As the flute joined in, so came the next part of the waltz. Twirled and passed between partners, palms outstretched, Elara weaved through the masked men, her neck craning to find Enzo, smiling as she saw his eyes still locked on her even as he spun with other women. Her hand brushed a stranger’s, and she stopped herself, only just, from sucking in a breath.

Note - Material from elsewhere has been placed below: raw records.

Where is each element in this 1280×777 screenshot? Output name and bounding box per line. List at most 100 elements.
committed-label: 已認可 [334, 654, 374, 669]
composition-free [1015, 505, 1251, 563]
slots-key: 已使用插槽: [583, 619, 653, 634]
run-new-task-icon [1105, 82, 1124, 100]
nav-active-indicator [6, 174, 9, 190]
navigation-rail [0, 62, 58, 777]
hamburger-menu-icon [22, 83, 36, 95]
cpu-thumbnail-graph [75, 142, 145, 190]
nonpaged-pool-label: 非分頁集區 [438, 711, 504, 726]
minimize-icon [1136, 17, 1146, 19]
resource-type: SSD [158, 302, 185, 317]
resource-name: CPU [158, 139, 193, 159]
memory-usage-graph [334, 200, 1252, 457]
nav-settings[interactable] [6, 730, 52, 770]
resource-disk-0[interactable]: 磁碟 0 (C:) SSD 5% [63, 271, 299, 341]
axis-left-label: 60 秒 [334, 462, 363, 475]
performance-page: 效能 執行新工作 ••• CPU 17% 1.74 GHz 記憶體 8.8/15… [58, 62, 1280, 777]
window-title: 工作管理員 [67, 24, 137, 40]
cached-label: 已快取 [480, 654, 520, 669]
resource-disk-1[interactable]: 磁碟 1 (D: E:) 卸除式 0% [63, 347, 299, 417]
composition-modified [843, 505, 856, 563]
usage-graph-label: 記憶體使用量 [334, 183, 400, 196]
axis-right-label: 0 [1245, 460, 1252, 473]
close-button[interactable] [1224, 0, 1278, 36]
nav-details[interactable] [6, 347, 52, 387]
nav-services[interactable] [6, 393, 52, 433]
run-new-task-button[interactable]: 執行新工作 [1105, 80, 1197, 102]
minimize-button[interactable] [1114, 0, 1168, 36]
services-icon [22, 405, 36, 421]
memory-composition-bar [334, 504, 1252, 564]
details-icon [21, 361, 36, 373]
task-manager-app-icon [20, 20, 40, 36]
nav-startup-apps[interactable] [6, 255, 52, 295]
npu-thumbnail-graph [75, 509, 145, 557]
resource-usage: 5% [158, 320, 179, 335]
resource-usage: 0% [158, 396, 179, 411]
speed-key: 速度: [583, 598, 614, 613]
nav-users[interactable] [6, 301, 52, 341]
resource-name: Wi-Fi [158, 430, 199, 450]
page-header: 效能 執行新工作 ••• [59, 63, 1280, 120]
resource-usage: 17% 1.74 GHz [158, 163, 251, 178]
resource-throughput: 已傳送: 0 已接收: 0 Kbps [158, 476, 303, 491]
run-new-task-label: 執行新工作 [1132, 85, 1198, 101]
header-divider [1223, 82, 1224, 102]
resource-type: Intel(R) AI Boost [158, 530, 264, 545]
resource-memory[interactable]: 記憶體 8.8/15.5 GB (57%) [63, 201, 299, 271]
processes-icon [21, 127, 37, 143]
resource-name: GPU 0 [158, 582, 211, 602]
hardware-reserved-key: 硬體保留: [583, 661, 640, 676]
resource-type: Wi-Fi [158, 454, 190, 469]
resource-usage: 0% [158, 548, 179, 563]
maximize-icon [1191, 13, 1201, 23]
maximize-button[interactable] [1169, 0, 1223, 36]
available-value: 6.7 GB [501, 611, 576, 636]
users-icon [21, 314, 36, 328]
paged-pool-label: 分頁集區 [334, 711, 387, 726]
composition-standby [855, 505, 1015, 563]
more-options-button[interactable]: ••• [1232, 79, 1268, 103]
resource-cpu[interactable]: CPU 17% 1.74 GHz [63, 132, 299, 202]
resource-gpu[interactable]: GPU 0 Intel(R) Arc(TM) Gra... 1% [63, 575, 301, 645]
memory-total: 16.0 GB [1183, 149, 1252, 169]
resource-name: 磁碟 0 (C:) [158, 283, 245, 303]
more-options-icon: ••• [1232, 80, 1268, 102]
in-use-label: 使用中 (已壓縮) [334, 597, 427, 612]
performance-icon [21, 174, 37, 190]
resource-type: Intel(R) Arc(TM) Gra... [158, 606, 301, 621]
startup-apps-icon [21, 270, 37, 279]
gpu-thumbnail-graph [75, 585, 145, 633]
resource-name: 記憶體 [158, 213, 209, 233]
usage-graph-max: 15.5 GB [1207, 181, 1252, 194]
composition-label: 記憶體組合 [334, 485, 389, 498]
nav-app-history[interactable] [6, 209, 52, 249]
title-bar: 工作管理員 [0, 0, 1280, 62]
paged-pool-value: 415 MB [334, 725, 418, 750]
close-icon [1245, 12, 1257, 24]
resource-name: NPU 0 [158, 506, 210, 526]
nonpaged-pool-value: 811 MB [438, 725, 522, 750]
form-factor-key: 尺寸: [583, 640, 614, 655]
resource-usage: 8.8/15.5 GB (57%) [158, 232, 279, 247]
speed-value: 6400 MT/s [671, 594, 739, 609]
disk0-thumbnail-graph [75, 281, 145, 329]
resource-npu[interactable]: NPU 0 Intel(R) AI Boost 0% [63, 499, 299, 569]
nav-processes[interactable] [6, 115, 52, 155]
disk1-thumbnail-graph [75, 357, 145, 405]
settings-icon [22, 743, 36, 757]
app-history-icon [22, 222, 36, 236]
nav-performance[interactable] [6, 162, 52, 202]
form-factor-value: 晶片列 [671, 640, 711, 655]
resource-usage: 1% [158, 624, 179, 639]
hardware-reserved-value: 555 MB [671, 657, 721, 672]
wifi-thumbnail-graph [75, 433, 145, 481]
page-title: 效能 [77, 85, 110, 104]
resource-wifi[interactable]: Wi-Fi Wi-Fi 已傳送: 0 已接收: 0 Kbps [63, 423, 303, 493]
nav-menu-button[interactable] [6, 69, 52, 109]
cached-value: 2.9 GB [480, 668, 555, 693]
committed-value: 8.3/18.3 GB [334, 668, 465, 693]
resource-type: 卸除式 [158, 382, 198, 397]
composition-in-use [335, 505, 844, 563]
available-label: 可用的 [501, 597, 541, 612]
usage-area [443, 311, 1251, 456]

A Star’s charm was coating her, the bare contact of a god’s skin on hers, electric. The charm felt like storm clouds and solving puzzles; smelled like rain and cedar. Her stomach turned as she pretended to peer up shyly behind her mask, an abashed courtier overwhelmed by a Star’s presence. The pale, dark-haired god glanced down at her, his cunning coal eyes fixed on Elara as he tilted his head, intrigued. Elara took in any detail she could. A black pinstriped suit, the shirt beneath unbuttoned low to show a row of silver necklaces. One with a key hung between his collarbones, another with a blade on it hung low by his sternum. She folded away the details, nodding her head demurely as his brow furrowed. Then before she knew it, Elara was whisked back into the dance.
She made her way back to Enzo as the music picked up pace, the orchestra a frenzy of violins, flutes and cymbals.
Enzo grabbed her with ferocity as she reached him, hunger in his movements dominating her as he pulled her flush to him, leading them to the demanding beat.
‘Eli certainly seemed to like the look of you,’ Enzo murmured, picking up his pace as the music became deafening.
‘Holy shit, that was Eli? One of the twins?’
‘The very same,’ Enzo replied, his head whipping to where the Star was now dancing with a ravishing redhead, though his eyes were still pinned upon Elara.
Enzo smoothly moved her towards the edge of the ballroom and out of the Star’s sightline as she shivered.
The melody followed them, rising when Enzo lifted her, speeding when he spun her. She could feel a frisson in the air like the raw power he wielded between his hands, crackling with energy. Her heart raced as the signal for the final steps of the Celestian Waltz sang to her. His fire fed into her, and she shot him a smile. Matching it with one of his own, he lifted her arm, spinning her with vigour. One, two, three, four …
Then mustering all her focus, she took three strides back and darted, leaping into his outstretched arms. He pushed her up, his muscles corded behind his jacket as he stretched her above him, holding her. Dizzy with euphoria, the world that surrounded Elara was left behind. She hung among the stars, envisioning plucking them with vengeance one by one, her body weightless. She barely noticed the other guests suspended around her. Then Enzo lowered her gently to the ground as the refrain stopped and they both snapped out of it, looking around the room.
Noise that had seemed distant was now loud and close—the crowd laughing and clapping as they dispersed, the music shifting into a new song. She blinked.
They made their way off the dance floor as Enzo led her to the shadowed wall nearby.
‘Perhaps it’s best we find other dancing partners now, mingle, and see what we can discover.’ His eyes were pensive as they searched the room. ‘Do you see Lukas anywhere?’
She shook her head, too out of breath to reply as she followed his gaze. Her eyes had been peeled for her pale-skinned, midnight-haired ex-lover, but by some mercy, she hadn’t seen him yet.
Enzo nodded. ‘Just don’t stray too far,’ he warned.
‘I won’t,’ she said softly, turning, her skirts swirling behind her, the imprint of his hands still burning her waist.